Tag Archives: nvarchar(max)

How to quickly convert all NTEXT columns to NVARCHAR(MAX) in a SQL Server database

I was at a client’s earlier today and the question came up of how to convert all NTEXT columns to NVARCHAR(MAX) in their SQL Server databases, and it turns out they have rather a lot of them.

There are a couple of obvious advantages to this conversion:

  1. Online index rebuilds with SQL Server Enterprise Edition become a possibility,
  2. Values are stored in row by default, potentially yielding performance gains.

My response to this was, “Yeah, sure: I can write a script to do that.” Two seconds after I said this I thought, “Hmm, I bet 30 seconds of Googling will provide a script because this must have come up a zillion times before.”
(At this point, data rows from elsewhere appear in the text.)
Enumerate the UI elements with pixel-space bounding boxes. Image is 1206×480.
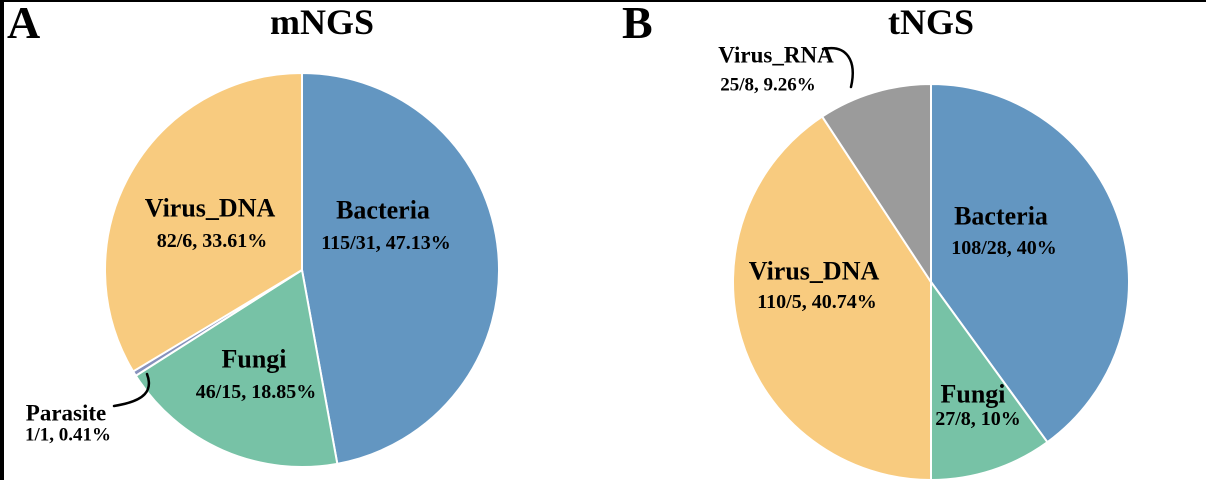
pie-a-bacteria-value: 115/31, 47.13%	[321, 232, 451, 254]
pie-b-slice-virus_rna	[821, 83, 932, 283]
pie-a-parasite-label: Parasite	[25, 400, 107, 426]
pie-b-virus-dna-label: Virus_DNA	[748, 256, 880, 286]
panel-b-letter: B	[622, 0, 653, 48]
pie-a-virus-dna-value: 82/6, 33.61%	[156, 230, 268, 252]
pie-b-fungi-label: Fungi	[940, 379, 1006, 409]
pie-a-virus-dna-label: Virus_DNA	[144, 193, 276, 223]
pie-a-slice-fungi	[134, 269, 339, 469]
pie-a-fungi-value: 46/15, 18.85%	[195, 381, 317, 403]
pie-chart-mngs	[104, 72, 500, 469]
pie-b-bacteria-value: 108/28, 40%	[951, 237, 1057, 259]
pie-chart-tngs	[732, 83, 1130, 480]
pie-a-slice-virus_dna	[104, 72, 303, 373]
pie-b-bacteria-label: Bacteria	[954, 201, 1048, 231]
panel-a-title: mNGS	[269, 2, 375, 43]
pie-b-virus-rna-label: Virus_RNA	[718, 42, 834, 68]
panel-a-letter: A	[7, 0, 41, 48]
panel-b-title: tNGS	[887, 2, 975, 43]
pie-b-slice-bacteria	[930, 83, 1130, 444]
figure-top-border	[0, 0, 1206, 2]
pie-b-virus-dna-value: 110/5, 40.74%	[757, 291, 877, 313]
pie-a-slice-bacteria	[301, 72, 500, 465]
pie-a-fungi-label: Fungi	[221, 344, 287, 374]
figure-left-border	[0, 0, 4, 480]
pie-b-virus-rna-value: 25/8, 9.26%	[720, 74, 816, 96]
pie-a-parasite-value: 1/1, 0.41%	[24, 424, 112, 446]
virus-rna-leader-line	[821, 46, 854, 89]
pie-b-fungi-value: 27/8, 10%	[935, 408, 1021, 430]
parasite-leader-line	[112, 372, 151, 408]
pie-a-bacteria-label: Bacteria	[336, 195, 430, 225]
Sure enough, there are some pretty reasonable hits. For example, http://stackoverflow.com/questions/18789810/how-can-i-easily-convert-all-ntext-fields-to-nvarcharmax-in-sql-query.

Buuuuuuuuuuuut as ever, you’d be naive indeed to think that you can just copy and paste code from StackOverflow and have it work first time. Moreover, even with modification, you need to go over it with a fine-toothed comb to make sure you’ve squashed every last bug.

For example, this boned me earlier because I wasn’t paying proper attention:

CASE WHEN is_nullable = 1 THEN 'NOT' ELSE '' END

You can see the logic is reversed from what it should be.

So, anyway, I ended up concocting my own, of which you can find the latest version at https://github.com/bartread/sqlscripts/blob/master/scripts/AlterAllNtextColumnsInDbToNvarcharMax.sql.

There are essentially three phases:

  1. Change the datatype of the NTEXT columns to NVARCHAR(MAX) using ALTER TABLE statements
  2. Pull any values small enough to fit in row out of LOB storage and back into rows using UPDATE statements. Thanks to John Conwell for pointing out the necessity of doing that to realise any performance increase with existing data.
  3. Refresh the metadata for any views using sp_refreshview – this makes sure that, for example, columns listed for them in sys.columns have the correct data type.

Phases 1 and 2 are actually done together in a loop for each NTEXT column in turn, whilst phase 3 is done in a separate loop at the end. I just refresh the metadata for all views because, although I could figure out only the views that depend on the tables, it’s simpler to just do them all and doesn’t take that long. Of course, if you have thousands of views and a relatively small number of NTEXT columns you might want to rethink this. My situation is numbers of tables, views, and NTEXT columns are all of the same order of magnitude so a simple script is fine.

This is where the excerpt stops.